Number of Silva Cells: 339 frames
Soil Volume (Total): 99.92m3
Soil Volume (Per Tree): 19.98m3
Watershed Area: 799.36m2
Watershed Storage: 19.98m3
Type of Project: Large trees and stormwater
Project Council: New Forest District Council
Installation Date of Silva Cells: October 2010
To ensure an enjoyable customer experience, project planners at the New Milton Lidl Superstore integrated an urban forest into their car park design from the beginning. Alleviating the heat island effect, often encountered in shade-less car parks, was a top priority — but developers were also subject to a mandate put in place by the New Forest District Council which required a minimum of 20 cubic metres of lightly compacted soil per tree. Another element of the project was how to manage onsite stormwater, including rainwater coming off the roof of the 800 cubic metre superstore.
Many developers would approach these obstacles individually, as separate issues that required separate solutions; however, the project design team at LHC recognized the opportunity, utilizing the DeepRoot Silva Cells to address multiple green infrastructure concerns simultaneously.

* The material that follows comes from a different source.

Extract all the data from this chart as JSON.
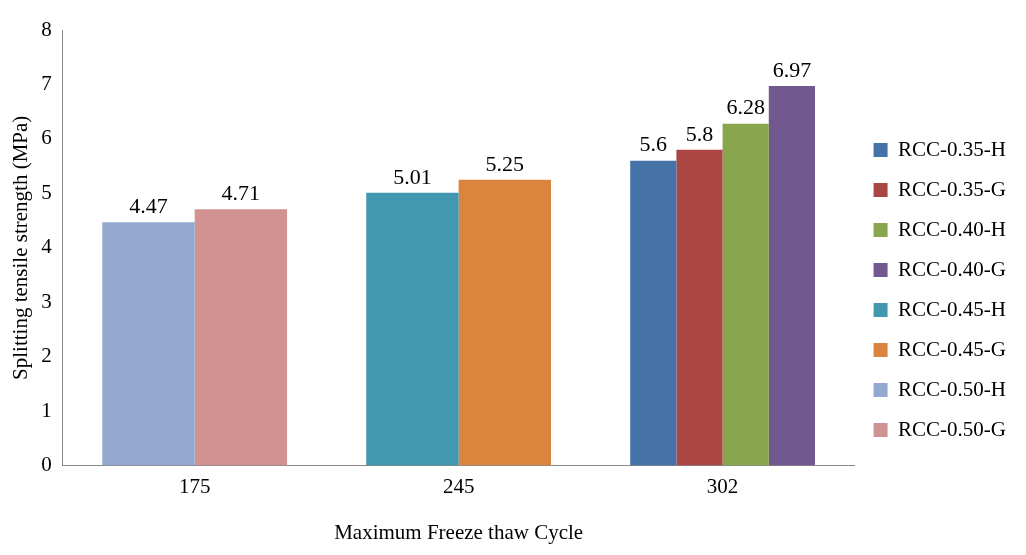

The 339 Silva Cell frames installed in the Lidl Superstore car park provide adequate soil volume for healthy growth of the 5 London planetrees while also treating at-source stormwater. A total of nearly 100 cubic metres of soil are contained in the planting area, almost all of which is located underneath the car park. Each tree — which, at the time of planting, measured 7m tall and 30-35cm in trunk diameter — has access to an appropriate amount of soil volume, allowing each one the opportunity to grow large, healthy tree canopies.
Likewise, water from the facility rooftop routes through the soil, first entering a back inlet gully pot to help dissipate the energy before being piped to the cells. (This also serves as a backup system should the Silva Cell area become overwhelmed — if the water backs up to this gully, it sheds into the car park and enters the conventional sewer system.) During a normal rain event, the water passes through the cells into a holding tank. If a critical water level is reached inside this tank, it automatically pumps from the tank directly into the local sewers.

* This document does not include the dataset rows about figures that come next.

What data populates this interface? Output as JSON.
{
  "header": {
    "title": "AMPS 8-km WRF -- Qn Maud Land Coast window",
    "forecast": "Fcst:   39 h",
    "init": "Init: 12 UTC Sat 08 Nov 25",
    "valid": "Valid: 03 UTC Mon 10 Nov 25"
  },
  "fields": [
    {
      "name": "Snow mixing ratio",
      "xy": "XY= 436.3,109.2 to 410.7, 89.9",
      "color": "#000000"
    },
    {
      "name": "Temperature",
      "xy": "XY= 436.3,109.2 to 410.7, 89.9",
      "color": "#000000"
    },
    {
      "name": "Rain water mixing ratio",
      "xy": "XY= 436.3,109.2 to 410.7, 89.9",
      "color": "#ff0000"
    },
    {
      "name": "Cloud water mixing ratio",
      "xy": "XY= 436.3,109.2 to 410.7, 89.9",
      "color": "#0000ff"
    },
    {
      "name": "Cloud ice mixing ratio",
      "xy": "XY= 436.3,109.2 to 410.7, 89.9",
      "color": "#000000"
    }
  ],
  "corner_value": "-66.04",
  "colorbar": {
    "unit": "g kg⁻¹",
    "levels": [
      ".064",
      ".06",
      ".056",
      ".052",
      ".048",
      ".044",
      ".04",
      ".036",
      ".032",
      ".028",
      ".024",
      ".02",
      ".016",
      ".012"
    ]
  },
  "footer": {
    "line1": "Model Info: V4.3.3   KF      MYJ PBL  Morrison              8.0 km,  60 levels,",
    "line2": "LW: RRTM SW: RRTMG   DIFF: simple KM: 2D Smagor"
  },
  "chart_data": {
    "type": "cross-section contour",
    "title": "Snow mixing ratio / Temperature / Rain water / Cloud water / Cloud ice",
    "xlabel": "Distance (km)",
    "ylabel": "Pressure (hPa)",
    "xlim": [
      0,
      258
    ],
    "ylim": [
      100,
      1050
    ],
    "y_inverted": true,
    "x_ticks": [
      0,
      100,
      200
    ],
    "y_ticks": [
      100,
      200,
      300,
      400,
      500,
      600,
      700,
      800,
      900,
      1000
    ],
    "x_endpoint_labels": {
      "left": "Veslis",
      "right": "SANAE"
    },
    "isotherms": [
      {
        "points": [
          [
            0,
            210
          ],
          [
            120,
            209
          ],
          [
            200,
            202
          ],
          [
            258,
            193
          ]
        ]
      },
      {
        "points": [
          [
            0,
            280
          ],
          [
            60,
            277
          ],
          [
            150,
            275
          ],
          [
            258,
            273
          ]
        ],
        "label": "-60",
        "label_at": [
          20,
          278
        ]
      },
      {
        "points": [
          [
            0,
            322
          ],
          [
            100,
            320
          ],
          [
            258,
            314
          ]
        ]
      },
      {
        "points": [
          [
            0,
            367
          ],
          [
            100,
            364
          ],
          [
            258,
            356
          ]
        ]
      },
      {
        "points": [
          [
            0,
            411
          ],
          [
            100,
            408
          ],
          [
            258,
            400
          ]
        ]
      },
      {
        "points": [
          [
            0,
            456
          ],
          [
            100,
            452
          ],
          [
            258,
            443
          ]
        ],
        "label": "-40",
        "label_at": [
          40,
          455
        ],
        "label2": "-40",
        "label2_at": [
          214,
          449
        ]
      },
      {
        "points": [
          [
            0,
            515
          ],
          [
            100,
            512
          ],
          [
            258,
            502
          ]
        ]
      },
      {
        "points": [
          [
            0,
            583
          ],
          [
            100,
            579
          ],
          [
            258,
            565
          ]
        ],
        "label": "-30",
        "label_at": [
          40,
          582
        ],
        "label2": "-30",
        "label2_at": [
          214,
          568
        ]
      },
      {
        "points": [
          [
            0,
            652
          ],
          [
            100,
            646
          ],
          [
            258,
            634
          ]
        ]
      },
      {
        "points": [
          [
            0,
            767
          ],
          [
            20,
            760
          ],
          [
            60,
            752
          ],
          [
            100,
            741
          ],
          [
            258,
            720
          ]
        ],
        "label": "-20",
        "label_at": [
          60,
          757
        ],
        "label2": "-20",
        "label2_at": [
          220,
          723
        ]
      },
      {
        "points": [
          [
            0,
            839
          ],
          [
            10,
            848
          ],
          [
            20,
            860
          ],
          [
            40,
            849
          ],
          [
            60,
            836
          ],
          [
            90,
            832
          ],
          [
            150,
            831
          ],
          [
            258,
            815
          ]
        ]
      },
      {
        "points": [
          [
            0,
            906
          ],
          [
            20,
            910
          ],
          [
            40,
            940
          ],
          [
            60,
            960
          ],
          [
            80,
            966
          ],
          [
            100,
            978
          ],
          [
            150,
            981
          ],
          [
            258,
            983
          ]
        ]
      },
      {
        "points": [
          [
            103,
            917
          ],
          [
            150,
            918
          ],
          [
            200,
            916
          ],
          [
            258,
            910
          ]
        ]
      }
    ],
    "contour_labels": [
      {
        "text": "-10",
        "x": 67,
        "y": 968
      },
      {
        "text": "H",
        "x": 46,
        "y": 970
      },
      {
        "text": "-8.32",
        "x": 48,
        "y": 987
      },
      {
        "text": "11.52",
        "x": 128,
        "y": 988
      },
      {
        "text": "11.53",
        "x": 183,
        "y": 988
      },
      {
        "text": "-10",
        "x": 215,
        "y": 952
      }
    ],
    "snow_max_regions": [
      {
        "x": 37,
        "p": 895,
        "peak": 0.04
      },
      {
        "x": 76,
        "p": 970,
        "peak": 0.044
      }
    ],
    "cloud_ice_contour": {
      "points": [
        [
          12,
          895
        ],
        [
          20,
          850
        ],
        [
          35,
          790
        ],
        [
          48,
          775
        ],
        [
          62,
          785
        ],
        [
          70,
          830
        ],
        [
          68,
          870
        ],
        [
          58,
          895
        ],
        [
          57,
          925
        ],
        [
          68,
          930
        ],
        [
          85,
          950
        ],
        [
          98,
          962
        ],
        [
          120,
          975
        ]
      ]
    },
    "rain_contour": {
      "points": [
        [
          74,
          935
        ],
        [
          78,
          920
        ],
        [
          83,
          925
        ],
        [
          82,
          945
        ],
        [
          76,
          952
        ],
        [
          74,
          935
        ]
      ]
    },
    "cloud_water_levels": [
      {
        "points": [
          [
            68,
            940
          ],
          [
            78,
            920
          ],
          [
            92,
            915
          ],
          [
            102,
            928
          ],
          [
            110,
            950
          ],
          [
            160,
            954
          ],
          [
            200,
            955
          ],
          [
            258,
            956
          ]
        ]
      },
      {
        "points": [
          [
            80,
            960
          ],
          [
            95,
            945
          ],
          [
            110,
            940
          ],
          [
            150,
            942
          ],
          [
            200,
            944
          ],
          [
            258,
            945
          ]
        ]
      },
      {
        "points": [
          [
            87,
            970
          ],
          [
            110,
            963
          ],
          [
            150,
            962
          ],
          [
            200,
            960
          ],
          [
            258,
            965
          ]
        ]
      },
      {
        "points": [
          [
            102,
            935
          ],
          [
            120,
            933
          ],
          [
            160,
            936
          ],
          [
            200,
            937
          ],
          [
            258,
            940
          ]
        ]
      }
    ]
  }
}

Lidl Superstore developers found that this dual-solution Silva Cell system enabled them to maximize the number of parking spaces while also incorporating trees. Front-end cost savings were also realized as the water-handling capability of the Silva Cells allowed planners to downsize water attenuation systems elsewhere on the site.
Environmentally, the design will have a significant impact on its community: shedding water into the Silva Cell system permits regeneration of the water course and slowing the stormwater drainage will have powerful effects downstream, helping to avoid flooding and non-point-source pollution, thereby improving the quality of adjacent water bodies. The increased size and health of the trees in the car park, similarly, act to improve air quality and reduce heat island effect.